Jika dalam ritual sunah saja kita diperintahkan untuk meninggalkannya karena seruan Rasul, bagaimana jika seruan Rasul itu via azan?

Baca juga:  Ngalap Berkah dengan Ngaji Pasanan

Ulama sepakat bahwa muazin haruslah bukan orang yang tunanetra. Syafiiiyah menyatakan makruh. Alasannya jelas sebab orang tunanetra tidak bisa melihat waktu. Bagaimana mungkin orang yang tidak tahu kapan waktu berganti lalu dia menyeru orang untuk urusan yang paling krusial yaitu salat?

Tentu urusannya beda jika penyandang tunanetra itu hanya melakukan tugas azan sedang kapan ia azan ditentukan oleh orang yang tahu waktu (al-miqaati). Tentu yang mengingatkan orang yang bisa melihat.

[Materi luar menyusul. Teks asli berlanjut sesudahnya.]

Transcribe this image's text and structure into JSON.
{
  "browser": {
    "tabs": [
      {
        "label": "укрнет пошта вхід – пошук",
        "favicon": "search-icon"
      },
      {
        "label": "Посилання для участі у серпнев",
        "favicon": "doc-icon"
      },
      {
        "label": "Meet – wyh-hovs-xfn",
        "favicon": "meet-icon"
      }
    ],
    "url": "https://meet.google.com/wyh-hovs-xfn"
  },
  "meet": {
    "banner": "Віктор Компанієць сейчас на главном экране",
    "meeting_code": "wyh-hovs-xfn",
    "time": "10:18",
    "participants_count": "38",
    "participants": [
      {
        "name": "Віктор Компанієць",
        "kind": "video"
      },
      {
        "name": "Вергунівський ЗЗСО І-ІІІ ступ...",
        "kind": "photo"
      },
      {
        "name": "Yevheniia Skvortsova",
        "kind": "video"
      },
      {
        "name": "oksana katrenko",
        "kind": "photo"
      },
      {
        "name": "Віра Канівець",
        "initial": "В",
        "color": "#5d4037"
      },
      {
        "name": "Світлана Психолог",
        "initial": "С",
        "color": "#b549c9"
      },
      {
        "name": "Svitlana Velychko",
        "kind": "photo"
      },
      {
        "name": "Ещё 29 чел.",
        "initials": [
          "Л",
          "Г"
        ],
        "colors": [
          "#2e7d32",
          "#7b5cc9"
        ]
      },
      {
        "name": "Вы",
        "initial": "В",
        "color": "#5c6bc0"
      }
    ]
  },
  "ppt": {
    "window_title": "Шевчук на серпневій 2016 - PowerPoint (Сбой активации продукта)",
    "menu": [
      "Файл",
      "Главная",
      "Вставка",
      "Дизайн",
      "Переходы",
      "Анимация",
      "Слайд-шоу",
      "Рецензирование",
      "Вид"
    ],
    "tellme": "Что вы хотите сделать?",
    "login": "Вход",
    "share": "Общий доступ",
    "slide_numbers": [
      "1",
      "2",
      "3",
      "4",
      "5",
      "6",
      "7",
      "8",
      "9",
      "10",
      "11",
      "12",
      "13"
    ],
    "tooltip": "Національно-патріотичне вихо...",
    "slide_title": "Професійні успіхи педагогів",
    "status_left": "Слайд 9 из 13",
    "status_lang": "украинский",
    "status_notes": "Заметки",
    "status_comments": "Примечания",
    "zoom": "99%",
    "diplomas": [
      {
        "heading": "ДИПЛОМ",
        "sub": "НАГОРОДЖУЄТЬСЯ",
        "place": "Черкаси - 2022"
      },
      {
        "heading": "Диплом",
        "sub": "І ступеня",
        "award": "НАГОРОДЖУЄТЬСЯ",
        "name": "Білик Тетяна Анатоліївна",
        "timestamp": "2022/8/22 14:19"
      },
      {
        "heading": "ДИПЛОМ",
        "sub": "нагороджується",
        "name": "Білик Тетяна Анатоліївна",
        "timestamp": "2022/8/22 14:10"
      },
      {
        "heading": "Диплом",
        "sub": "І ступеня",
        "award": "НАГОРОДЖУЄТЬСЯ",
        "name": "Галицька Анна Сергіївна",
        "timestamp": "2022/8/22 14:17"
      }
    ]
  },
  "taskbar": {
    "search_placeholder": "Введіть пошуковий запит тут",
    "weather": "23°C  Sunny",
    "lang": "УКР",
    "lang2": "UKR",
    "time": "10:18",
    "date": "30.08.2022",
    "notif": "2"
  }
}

Maka ini boleh.

Menurut catatan sejarawan gaek Mesir Ali Mubarak Basya, Al-Azhar memiliki tradisi yang berjalan cukup lama, yaitu muazin haruslah dari pelajar yang tunatera. Para muazin itu diambil dari ruwaq al-umyan (serambi penyandang tunanetera). Sebuah serambi di Al-Azhar yang khusus dihuni para penyandang tunanetra.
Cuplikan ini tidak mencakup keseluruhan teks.